Téllez later reported on politics for El Tiempo and eventually worked on the newspaper’s literary section. Simultaneously, he was active in liberal political activities and became a member of the Bogotá City Council in 1934. In 1937, he moved to France, where he was the Columbian consul in Marseilles until World War II broke out, at which time he returned to journalism as the deputy editor of El Liberal. He left this job in 1942, when he became a Colombian senator, and in 1947 he began editing the magazine Semana.

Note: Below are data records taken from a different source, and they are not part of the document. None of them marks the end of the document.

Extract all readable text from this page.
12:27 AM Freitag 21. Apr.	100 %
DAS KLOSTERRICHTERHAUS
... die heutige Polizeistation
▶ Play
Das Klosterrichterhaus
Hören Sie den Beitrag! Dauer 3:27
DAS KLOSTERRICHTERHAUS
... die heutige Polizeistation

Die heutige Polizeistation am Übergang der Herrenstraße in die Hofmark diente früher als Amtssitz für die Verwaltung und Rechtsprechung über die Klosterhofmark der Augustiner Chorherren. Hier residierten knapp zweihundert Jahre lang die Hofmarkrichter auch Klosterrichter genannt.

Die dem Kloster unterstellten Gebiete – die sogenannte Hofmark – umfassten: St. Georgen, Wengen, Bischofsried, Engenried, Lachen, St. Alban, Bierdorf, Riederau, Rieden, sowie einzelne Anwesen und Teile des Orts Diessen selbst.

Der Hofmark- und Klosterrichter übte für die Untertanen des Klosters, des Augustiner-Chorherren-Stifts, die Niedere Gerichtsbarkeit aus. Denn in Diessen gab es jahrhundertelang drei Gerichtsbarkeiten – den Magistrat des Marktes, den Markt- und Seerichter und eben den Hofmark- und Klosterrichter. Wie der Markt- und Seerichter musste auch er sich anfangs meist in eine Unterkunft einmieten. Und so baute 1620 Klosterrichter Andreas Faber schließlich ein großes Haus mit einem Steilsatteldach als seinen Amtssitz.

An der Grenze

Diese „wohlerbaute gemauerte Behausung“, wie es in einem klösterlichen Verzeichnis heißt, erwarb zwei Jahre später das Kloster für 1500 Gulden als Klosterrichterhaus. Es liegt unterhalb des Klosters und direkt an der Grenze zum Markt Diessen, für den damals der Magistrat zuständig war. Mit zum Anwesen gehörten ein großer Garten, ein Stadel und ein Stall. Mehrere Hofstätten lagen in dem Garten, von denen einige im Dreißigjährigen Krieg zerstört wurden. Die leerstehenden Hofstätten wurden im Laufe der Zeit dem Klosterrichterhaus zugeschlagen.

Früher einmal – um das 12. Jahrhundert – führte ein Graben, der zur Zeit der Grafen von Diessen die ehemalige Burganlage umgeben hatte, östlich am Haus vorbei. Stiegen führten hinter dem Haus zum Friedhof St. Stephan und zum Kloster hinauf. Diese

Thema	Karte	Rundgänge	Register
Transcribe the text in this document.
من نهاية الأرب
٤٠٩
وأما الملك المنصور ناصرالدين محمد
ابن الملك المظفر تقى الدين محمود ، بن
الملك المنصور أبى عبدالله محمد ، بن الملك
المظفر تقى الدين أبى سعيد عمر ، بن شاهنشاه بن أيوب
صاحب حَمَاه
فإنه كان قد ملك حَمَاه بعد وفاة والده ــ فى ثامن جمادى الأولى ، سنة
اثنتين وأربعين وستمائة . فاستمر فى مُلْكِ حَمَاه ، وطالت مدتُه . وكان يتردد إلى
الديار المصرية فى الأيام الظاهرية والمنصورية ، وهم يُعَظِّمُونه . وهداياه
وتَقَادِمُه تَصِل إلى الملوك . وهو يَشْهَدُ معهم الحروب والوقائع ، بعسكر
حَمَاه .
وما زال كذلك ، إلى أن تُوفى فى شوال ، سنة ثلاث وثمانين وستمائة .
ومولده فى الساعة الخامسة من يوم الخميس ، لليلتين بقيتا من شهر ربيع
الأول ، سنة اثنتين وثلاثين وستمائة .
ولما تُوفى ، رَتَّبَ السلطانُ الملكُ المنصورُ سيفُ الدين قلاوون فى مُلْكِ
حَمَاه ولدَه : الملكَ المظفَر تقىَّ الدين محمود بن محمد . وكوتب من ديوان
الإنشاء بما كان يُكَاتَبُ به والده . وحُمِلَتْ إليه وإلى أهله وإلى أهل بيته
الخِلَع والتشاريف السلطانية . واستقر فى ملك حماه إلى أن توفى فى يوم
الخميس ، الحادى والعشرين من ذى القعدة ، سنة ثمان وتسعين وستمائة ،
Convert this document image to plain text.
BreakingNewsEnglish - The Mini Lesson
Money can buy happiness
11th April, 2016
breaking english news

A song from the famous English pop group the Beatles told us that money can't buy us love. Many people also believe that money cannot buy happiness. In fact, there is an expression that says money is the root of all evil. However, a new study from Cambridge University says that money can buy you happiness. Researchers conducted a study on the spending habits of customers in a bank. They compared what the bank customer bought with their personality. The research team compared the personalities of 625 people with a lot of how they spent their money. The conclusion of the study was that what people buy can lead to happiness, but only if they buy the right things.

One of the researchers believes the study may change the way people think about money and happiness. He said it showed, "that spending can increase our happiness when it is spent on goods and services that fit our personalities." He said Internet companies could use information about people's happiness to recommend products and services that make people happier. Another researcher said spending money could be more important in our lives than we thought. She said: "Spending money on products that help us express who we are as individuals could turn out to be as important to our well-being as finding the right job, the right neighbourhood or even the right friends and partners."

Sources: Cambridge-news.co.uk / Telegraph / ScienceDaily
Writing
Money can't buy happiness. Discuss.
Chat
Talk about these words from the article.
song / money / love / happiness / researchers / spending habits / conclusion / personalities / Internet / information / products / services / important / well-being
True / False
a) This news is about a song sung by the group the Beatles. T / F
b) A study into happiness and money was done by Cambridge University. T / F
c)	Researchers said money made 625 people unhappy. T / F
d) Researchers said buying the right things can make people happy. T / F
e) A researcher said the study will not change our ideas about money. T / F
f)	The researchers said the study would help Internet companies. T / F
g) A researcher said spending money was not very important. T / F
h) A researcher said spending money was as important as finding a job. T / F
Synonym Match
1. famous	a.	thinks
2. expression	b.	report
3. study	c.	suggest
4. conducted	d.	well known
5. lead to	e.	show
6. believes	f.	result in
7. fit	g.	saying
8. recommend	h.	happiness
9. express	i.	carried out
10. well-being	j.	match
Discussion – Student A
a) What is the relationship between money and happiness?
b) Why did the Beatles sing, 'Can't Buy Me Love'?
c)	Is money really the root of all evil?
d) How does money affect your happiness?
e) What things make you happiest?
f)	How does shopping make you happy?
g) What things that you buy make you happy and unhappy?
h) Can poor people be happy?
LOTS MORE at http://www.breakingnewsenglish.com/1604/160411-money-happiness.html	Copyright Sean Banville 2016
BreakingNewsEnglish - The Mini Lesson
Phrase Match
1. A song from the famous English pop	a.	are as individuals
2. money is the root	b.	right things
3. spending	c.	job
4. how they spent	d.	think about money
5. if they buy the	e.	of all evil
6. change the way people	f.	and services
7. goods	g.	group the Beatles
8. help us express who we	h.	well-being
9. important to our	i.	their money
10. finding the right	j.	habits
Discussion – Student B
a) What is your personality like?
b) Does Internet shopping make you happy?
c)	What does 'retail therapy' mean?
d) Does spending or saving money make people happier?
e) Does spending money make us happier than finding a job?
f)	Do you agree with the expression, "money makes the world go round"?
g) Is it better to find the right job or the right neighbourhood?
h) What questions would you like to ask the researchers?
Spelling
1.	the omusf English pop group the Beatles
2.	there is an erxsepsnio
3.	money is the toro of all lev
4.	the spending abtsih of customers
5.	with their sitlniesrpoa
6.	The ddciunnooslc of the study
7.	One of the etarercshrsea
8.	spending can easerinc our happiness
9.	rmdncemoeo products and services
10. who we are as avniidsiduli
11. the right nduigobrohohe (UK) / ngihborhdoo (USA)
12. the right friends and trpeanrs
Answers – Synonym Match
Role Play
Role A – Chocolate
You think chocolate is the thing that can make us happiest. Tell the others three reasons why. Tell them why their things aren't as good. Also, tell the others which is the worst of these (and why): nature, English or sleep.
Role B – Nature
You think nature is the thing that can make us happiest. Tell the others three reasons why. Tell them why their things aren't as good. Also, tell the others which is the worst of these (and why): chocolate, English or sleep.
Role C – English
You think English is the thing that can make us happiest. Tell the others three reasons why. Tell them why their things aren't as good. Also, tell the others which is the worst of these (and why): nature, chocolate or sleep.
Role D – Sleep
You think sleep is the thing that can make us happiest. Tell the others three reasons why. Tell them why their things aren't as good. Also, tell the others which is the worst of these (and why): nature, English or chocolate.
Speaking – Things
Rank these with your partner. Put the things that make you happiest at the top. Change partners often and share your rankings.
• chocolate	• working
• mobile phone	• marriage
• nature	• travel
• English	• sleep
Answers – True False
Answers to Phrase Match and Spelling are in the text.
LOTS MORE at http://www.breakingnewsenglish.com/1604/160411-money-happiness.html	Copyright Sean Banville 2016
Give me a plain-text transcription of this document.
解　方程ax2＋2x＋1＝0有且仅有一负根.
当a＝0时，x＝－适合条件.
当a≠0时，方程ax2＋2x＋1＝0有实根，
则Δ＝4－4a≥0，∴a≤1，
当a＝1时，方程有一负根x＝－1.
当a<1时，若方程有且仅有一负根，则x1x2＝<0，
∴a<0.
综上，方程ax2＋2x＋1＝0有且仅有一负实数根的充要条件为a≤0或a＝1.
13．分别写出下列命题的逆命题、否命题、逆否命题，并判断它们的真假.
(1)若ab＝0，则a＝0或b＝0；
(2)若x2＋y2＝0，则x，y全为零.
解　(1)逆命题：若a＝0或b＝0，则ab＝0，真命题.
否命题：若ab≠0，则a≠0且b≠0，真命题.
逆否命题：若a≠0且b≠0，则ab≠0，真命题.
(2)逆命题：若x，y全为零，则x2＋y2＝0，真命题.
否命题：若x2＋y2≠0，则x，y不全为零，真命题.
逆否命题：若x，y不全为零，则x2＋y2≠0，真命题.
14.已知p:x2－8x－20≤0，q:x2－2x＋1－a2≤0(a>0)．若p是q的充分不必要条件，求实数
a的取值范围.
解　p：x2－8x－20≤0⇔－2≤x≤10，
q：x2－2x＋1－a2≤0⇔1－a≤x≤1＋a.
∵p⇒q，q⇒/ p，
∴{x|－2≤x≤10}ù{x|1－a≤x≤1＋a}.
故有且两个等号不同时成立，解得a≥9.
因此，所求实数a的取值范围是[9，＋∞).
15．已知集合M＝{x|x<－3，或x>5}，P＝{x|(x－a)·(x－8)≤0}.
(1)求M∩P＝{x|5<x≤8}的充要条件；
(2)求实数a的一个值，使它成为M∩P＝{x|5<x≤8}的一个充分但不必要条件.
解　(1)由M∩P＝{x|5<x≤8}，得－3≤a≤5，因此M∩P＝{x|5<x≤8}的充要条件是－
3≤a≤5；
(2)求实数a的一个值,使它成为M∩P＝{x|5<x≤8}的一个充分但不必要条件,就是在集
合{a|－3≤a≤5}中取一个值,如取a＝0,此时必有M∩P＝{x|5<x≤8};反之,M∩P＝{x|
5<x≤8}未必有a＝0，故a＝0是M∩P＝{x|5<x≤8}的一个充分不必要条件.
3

Téllez began to gain stature in the Colombian literary community in the 1940’s. Inquietud del mundo (1943) is a collection of literary essays that he had published earlier in El Tiempo and El Liberal. Bagatelas (1944) and Luces en el bosque (1946) similarly are collections of essays that originally appeared in Sabádo.

In 1950, Téllez published his highly regarded collection of short stories, Cenizas para el viento, y otras historias, which contains his popular short story, “Espuma y nada mas,” a masterpiece of the short-story genre. This story was translated into English as “Just Lather, That’s All,” and also was translated into other languages. The story was written shortly after the assassination of Colombia’s liberal leader Jorge Eliecer Gaitan in 1948, an event that heightened the fighting between Colombian liberals and conservatives and gave way to riots, torture, and bloodshed, a time that became known as La Violencia, or The Violence.

In Téllez’s story, a revolutionary barber must decide what to do with an enemy general named Captain Torres, who walks into his barber shop for a shave. If he kills his customer, he will be viewed as a hero to the revolutionaries, but the general’s supporters will consider him a murderer. Téllez symbolically uses the razor and the shaving cream to bring both the barber and the general’s inner conflicts to light.

In 1959, Téllez was appointed an ambassador to the United Nation’s Educational, Scientific, and Cultural Organization (UNESCO )in Paris. He died in 1966.